If someone could put those smells in a bottle of aftershave,
Mal thinks,
they’d have a big winner.

He turns on the coffeepot and dumps two cups of Folgers into the filter. The lumberyard crew will be in soon, and they’ll want to stand around drinking coffee and telling jokes for a good twenty minutes before they start their day. The yard crew consists of three minimum-wage Mexicans–Paco, Leo, and Ruben–and their foreman, Johnny Hoss, the self-proclaimed “World’s Strongest Okie.” Even though Mal stands almost a full head taller, there’s something about Johnny Hoss that intimidates him. There are stories floating around about Johnny. How he lied about his age to get into boot camp, shipping out of Oklahoma to Vietnam just before his sixteenth birthday. How he specialized in night operations behind enemy lines once he got there, trained to decapitate his foes with a length of piano wire. How he killed a hundred men that way, maybe more. Mal once saw Johnny demonstrate his piano wire technique on a four-by-four post, snapping it neatly in two. He also saw Johnny fill the back of a pickup truck with 94-pound sacks of concrete mix, tossing them from a platform a good twelve feet away as if they weighed no more than goosedown pillows. The man could pick up an armload of 20-foot Douglas fir beams and walk them across the yard without even breaking a sweat. His perpetually sunburned neck was bigger than his square, crewcut head. His belly looked like he spent every afternoon drinking gallons of beer, but it was all pure muscle. The only things even slightly soft about Johnny Hoss were his eyes, which were large and brown, with extravagant lashes. They were movie star eyes, really. They made him just too damn good-looking.

“Hey, Boss. Today’s the big day, huh?”

It’s Mike Shriver, Mal’s Number One air conditioning man, sneaking up on him, snapping him out of his thoughts about Johnny.

“Yep, tonight’s the night,” says Mal. “Today we’re men, but tomorrow we’re Hoo-Hoos.”

Mal has invited Mike–and Johnny Hoss–to be initiated into the Hoo-Hoo Club with him. He didn’t want to do it alone. Besides, the club’s numbers have been dwindling in recent years and it will make Mal look good, bringing in some fresh blood.
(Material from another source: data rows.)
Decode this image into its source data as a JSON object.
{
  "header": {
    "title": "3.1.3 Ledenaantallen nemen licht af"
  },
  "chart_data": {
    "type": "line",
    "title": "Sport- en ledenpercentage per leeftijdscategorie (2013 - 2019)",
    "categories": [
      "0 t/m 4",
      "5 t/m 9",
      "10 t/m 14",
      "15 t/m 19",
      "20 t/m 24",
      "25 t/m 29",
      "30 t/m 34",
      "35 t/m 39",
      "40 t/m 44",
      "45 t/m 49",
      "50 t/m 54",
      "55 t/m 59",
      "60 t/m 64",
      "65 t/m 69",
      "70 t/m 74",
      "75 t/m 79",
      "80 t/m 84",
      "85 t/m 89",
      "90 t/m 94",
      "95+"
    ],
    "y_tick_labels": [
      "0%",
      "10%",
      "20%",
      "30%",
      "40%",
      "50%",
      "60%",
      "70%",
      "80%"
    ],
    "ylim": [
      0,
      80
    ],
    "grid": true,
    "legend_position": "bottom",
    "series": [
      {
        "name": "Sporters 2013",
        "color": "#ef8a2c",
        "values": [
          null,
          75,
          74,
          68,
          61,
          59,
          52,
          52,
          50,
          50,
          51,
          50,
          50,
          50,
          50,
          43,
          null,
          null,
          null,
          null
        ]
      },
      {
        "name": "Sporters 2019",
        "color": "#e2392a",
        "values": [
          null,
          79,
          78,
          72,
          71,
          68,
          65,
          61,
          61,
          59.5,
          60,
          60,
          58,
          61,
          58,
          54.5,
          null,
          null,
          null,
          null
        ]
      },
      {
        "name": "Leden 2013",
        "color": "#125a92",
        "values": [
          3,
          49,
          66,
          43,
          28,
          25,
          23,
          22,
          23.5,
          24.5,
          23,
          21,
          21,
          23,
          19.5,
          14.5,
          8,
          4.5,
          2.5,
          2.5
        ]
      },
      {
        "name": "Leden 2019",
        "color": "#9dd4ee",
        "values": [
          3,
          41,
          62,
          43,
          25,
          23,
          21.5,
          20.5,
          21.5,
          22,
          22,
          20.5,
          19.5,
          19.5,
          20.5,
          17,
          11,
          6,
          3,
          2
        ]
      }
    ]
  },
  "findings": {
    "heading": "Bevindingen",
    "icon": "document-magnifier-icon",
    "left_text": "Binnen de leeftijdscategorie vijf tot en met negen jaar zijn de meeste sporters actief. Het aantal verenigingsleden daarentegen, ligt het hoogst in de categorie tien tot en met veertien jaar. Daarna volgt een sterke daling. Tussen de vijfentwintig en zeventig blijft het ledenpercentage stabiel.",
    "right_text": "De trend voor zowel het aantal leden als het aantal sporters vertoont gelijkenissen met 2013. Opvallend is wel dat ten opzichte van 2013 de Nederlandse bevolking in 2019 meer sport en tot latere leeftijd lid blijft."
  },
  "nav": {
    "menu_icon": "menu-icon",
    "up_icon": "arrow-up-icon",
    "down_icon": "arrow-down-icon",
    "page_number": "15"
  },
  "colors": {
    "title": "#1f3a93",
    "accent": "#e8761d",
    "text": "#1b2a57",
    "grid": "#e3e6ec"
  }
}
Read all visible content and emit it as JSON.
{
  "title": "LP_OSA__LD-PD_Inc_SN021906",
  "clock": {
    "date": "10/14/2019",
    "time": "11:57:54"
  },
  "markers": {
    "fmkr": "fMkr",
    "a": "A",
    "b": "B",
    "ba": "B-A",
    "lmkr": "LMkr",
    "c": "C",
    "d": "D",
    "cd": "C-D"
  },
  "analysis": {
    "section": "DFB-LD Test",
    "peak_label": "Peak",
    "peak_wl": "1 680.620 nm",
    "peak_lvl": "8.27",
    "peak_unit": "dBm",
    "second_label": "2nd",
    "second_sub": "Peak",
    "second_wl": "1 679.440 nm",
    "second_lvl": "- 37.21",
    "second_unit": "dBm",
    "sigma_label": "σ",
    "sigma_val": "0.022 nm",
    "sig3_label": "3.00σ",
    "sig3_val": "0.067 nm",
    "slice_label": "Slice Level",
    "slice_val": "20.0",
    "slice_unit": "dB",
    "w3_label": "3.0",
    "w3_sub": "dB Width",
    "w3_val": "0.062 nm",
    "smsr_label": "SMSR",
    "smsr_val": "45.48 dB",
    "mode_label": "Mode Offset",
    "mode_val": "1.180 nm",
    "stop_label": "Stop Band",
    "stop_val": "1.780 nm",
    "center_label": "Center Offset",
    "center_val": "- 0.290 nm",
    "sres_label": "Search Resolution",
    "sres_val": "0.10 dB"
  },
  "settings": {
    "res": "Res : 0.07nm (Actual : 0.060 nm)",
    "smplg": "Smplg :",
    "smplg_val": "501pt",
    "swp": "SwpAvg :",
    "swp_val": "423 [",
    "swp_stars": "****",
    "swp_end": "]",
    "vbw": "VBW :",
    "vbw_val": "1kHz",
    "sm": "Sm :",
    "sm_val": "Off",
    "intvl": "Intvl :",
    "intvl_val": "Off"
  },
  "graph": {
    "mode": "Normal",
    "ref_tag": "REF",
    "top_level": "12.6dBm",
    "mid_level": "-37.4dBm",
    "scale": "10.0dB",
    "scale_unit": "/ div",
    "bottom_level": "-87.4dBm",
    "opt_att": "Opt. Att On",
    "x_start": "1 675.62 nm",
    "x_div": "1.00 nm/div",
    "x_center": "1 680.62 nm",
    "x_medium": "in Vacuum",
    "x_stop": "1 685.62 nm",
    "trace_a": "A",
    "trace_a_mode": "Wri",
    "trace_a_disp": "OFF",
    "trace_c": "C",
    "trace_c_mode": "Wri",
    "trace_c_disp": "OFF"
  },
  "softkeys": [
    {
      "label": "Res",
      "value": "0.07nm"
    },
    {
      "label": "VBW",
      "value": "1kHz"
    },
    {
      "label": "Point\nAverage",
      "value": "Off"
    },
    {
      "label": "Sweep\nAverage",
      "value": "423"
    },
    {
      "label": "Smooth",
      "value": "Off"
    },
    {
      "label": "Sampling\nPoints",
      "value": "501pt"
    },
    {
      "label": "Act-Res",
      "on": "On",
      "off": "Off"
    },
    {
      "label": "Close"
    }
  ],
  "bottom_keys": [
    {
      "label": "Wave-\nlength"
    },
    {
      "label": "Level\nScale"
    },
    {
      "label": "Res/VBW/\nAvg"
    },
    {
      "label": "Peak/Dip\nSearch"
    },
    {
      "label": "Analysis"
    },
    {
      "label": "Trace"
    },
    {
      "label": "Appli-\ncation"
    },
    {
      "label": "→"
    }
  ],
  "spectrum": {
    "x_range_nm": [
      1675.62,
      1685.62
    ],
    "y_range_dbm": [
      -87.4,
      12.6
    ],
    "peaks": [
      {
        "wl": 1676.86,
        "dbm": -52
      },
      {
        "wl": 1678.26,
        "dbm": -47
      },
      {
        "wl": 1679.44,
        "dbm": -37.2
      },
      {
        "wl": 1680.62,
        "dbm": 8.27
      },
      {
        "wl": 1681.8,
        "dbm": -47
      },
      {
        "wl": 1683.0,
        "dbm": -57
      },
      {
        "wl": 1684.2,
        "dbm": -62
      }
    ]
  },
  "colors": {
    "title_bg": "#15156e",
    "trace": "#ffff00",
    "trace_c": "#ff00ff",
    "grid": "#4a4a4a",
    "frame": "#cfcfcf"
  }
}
He and Mike head back to Mal’s office to look over their schedule. Mike perches himself on Mal’s drafting stool, looking like a big, friendly vulture in an oversized navy blue mechanic’s jumpsuit with his name stitched in red across the left breast pocket. He has a narrow, pockmarked jaw and a snaggle-toothed overbite that causes his lips to stick out beyond the tip of his nose. His close-set, watery yellow eyes usually convey one of two expressions–bewilderment or suspicion–from under the grease-stained brim of the Benjamin Moore Paint cap he always has on. Not even his mother would ever make the mistake of calling him handsome, but he’s one hell of a Westinghouse Certified Air Conditioning Technician. Mike brings in more money for Mal than any other single employee. In a way, Mal loves him like a son. Better than a son, actually, compared to his feelings about Gordon.

Mike says, “I stayed late last night and finished hooking up ol’ Mrs. Emmersen’s unit. Man, oh man, when I turned that baby on, I thought snow was gonna come out of the vents.”

“Yeah, we sold her way too many BTUs,” Mal admits. “But she’s rich now that Bob cashed it in. She can afford it.”

“I just hope she doesn’t leave it on all day and then come home to find her cats frozen stiff.” Mike lets out a self-congratulatory chuckle at the end of that little joke.